The former U.S. attorney adds that Barr has joined Trump in making the baseless claim that mail-in ballots encourage voter fraud on a grand scale, and she fears that if the presidential election is close, Barr won’t hesitate to intervene or to give Trump an unfair advantage over his Democratic rival, former Vice President Joe Biden.
“Barr has demonstrated a determination to use his position — and the legal powers of the federal government — to advance the president’s political interests,” McQuade explains. “So, what damage could Barr do in the days and weeks after the election to help Trump stay in office no matter what voters might prefer? First, Barr has the power to file criminal charges of voter fraud.

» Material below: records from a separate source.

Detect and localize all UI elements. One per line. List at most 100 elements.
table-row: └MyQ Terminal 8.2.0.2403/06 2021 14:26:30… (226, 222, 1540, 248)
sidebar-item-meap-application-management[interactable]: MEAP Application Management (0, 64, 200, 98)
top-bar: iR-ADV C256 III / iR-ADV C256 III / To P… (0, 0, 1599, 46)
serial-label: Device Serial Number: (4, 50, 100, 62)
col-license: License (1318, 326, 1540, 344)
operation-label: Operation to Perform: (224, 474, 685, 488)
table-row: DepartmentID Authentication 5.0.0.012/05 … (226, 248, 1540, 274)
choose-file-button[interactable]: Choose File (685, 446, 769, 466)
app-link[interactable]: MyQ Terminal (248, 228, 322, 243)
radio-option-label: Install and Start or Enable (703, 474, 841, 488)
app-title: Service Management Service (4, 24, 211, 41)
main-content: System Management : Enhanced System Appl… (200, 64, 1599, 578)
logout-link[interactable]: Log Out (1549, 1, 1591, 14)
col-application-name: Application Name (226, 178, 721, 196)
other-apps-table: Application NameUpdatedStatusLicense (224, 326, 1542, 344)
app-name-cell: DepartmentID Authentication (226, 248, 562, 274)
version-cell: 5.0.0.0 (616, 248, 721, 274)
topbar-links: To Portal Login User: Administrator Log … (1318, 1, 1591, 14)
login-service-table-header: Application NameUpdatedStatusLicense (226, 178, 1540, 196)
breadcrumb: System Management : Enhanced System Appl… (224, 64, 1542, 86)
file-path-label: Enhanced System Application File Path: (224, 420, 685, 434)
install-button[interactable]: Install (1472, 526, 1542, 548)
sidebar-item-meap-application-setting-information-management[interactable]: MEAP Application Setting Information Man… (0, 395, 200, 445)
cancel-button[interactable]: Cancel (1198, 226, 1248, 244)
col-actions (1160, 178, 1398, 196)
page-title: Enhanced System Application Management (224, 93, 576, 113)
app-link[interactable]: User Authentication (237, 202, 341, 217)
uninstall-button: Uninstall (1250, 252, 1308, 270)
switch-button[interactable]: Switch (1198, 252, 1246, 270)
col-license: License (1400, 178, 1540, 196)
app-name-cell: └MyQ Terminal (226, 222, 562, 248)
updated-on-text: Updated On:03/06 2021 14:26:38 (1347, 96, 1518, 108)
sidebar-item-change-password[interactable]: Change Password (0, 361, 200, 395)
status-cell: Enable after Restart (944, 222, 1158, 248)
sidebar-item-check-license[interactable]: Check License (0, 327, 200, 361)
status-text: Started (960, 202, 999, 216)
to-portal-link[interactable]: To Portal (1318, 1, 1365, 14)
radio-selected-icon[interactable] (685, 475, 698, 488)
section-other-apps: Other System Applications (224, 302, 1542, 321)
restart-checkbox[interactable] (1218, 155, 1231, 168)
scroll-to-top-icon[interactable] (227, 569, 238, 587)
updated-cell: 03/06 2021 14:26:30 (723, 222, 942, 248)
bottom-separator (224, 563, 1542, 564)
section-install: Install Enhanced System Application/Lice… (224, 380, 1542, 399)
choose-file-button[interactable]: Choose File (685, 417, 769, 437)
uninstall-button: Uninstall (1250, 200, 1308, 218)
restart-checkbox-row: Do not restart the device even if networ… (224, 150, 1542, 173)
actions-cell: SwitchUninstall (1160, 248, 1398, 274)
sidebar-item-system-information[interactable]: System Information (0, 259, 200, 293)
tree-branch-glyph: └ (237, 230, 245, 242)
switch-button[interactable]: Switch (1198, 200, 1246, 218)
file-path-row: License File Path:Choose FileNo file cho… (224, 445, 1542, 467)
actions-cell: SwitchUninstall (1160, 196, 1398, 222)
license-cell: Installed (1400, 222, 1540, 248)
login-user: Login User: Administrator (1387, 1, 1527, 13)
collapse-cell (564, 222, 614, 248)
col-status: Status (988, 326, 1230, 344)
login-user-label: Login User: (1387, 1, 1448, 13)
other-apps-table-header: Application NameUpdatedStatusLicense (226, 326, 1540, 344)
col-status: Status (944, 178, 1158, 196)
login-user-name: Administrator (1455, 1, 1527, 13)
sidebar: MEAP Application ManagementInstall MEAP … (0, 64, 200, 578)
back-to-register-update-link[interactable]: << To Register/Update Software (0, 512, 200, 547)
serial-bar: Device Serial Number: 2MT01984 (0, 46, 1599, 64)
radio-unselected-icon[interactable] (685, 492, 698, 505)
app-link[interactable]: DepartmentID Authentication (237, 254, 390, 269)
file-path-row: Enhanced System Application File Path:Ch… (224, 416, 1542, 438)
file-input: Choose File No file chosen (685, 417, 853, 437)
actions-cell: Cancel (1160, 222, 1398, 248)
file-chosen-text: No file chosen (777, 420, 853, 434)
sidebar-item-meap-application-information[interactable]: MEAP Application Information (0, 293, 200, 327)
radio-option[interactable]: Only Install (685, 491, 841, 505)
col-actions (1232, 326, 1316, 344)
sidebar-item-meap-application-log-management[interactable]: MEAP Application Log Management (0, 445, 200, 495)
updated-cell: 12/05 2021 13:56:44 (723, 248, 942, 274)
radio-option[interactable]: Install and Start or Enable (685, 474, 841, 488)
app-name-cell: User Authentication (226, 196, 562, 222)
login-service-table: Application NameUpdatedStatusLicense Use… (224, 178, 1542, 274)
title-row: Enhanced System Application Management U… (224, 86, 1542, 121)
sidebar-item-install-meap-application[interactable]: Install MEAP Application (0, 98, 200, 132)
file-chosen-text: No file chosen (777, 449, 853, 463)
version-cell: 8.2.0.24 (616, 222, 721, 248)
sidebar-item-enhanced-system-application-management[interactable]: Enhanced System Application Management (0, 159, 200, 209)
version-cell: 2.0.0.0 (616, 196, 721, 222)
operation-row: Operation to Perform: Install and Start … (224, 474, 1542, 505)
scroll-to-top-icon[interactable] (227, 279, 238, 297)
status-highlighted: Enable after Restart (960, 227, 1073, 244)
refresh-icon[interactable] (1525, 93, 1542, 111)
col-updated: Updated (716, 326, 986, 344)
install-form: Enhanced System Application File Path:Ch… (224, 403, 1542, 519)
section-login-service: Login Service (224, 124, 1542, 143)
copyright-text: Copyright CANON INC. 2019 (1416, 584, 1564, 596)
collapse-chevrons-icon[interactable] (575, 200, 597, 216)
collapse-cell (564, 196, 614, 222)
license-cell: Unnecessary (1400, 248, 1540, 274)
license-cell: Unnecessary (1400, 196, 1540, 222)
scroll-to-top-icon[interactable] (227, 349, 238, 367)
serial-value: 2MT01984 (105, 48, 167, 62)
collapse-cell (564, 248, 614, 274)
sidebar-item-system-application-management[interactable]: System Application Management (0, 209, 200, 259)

The presidential election is really state elections, but that doesn’t mean the federal government can’t step in.”
A “determined Barr,” McQuade goes on to say, “could use the fraud statute to charge voters, the Democratic Party or even state election officials with a crime” and “could also involve the Justice Department in civil suits challenging election results.”
McQuade notes, “If a candidate or party filed a lawsuit challenging the election results in one or more states, a statement of interest would allow the Justice Department to make arguments that favor Trump’s campaign. Think Bush v. Gore, but with the U.S. government taking sides. That tactic could bring the powerful voice of the Justice Department to the case, potentially influencing the court of law as well as the court of public opinion.”
“The Justice Department has long taken pride in being independent of politics,” McQuade writes. “Barr’s erosion of this tradition could take our country to a very dark place — sooner than we think.”